Louie Anderson’s Comedy Offers Hope, Love, Empathy
by Vince Marie Cuison
In his solo show “Dear Dad,” comic Louie Anderson, a two-time Emmy Award winner, uses his unhappy childhood as a call to action for America. The comedian gives a shout out to all ethnic and social classes. Ranging from his grunting alcoholic father who calls him a “lard ass” to a mother who compulsively steals, Anderson tells stories of his funny but poverty-stricken past: he grew up in the Projects of Saint Paul, Minnesota—number ten of eleven kids.
Living a pretty meager existence, Anderson recalls being thrown into jail for selling a stolen snowmobile, and dropping out of high school—always with humor and scary stories. With the help of his probation officer, he manages to graduate. But his father belittles him, accusing the boy of trying to be “a big shot.” Anderson’s wildly funnty stories—his father drives them into a snow-filled forest—calls upon us to create opportunities for those less fortunate. He emerges as an inspiring example of one who restructures his life for the better—with good humor.

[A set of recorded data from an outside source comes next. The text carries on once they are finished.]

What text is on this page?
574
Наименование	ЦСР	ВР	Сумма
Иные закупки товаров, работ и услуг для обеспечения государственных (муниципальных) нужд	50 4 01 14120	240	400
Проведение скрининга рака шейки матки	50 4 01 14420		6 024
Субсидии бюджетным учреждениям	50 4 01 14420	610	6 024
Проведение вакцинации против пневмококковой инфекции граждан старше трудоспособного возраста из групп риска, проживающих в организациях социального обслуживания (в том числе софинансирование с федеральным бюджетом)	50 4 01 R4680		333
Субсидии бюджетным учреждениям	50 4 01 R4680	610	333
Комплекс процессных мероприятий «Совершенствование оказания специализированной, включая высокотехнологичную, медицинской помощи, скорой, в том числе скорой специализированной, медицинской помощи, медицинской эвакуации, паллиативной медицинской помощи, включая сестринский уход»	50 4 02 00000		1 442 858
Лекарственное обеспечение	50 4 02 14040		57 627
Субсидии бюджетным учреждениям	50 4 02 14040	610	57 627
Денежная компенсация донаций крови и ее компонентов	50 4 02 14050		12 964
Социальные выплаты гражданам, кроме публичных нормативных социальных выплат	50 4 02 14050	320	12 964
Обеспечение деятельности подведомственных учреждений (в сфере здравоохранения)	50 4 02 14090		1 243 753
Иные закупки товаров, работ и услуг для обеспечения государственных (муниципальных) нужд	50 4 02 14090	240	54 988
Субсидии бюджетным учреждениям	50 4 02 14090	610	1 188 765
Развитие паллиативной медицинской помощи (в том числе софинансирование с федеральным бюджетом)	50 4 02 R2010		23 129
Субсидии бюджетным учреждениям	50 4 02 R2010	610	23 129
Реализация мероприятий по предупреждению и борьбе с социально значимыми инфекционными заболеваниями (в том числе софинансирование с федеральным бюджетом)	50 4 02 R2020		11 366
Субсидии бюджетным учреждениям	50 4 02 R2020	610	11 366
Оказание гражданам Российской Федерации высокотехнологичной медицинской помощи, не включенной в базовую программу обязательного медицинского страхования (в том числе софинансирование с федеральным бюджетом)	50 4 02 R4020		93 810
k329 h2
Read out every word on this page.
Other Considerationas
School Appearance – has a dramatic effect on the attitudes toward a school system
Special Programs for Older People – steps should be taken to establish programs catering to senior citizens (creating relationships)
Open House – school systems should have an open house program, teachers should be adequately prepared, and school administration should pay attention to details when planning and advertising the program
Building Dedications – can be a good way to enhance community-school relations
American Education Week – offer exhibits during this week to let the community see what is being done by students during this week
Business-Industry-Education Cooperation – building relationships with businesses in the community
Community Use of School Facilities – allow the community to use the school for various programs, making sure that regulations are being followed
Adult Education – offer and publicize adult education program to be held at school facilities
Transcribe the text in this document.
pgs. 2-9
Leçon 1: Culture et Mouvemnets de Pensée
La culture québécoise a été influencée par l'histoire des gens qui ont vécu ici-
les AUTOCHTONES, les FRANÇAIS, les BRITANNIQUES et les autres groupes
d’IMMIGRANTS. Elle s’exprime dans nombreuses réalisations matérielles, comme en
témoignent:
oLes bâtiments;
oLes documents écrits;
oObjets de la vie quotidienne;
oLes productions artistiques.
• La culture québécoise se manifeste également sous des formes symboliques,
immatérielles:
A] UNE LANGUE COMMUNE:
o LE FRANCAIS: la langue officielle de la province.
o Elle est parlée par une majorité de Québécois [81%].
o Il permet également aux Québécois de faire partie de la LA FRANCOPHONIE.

Louie Anderson engages intimately with us while recollecting a challenging boyhood. After some sneezing in the audience, Anderson says, “Bless you” and “Hope you enjoy the show.” Even now, his childlike innocence encourages hearty laughter and empathy.
Anderson’s presence on stage and respect for his unfortunate family inspires respect for him. As a Filipino-American, family means everything to me and to see him express those same sentiments for his imperfect family demonstrates, with laughter, that family counts, no matter how dysfunctional. And a dash of humor and humility helps.
His final remarks still resonate with me, when he tells us to spend lots of time with our loved ones before it is too late. Like Anderson’s father, my mother suffered through a stroke, when I was 14 years old. Anderson reminds us all that life is too short to waste precious time.
The charismatic Anderson projects on his “Mom’s Rules to Live By” and his own “Rules of Survival” onto a big screen. Three statements stand out:
- Failure is nothing to fear as long as you try.
- Try to find self-worth wherever you can.
- Say, “I love you” to everyone—even if you don’t mean it.
As a Cal student, the first two strike a deep chord. I have a hard time trying to balance living up to my parent’s expectations while pursuing my own interests. It’s difficult to acknowledge one’s own success and self-worth, as Anderson points out. With these insights from Anderson, onstage and in his book, we realize that resilience and strength help overcome the obstacles we face.
The deliciously expressive Anderson’s comedy convinces us that compassion can defeat selfishness, even under an administration that attacks its own people. Anderson shows that empathy helps struggling youth to see their self-worth, empowering him and others to offer love, freely. With humor on his side, Louie Anderson spreads the love that is so much needed.
Anderson invites us to better times, while encouraging reflection and thought. Louie Anderson brilliantly balances light-hearted humor and serious ideas in his warm-hearted show.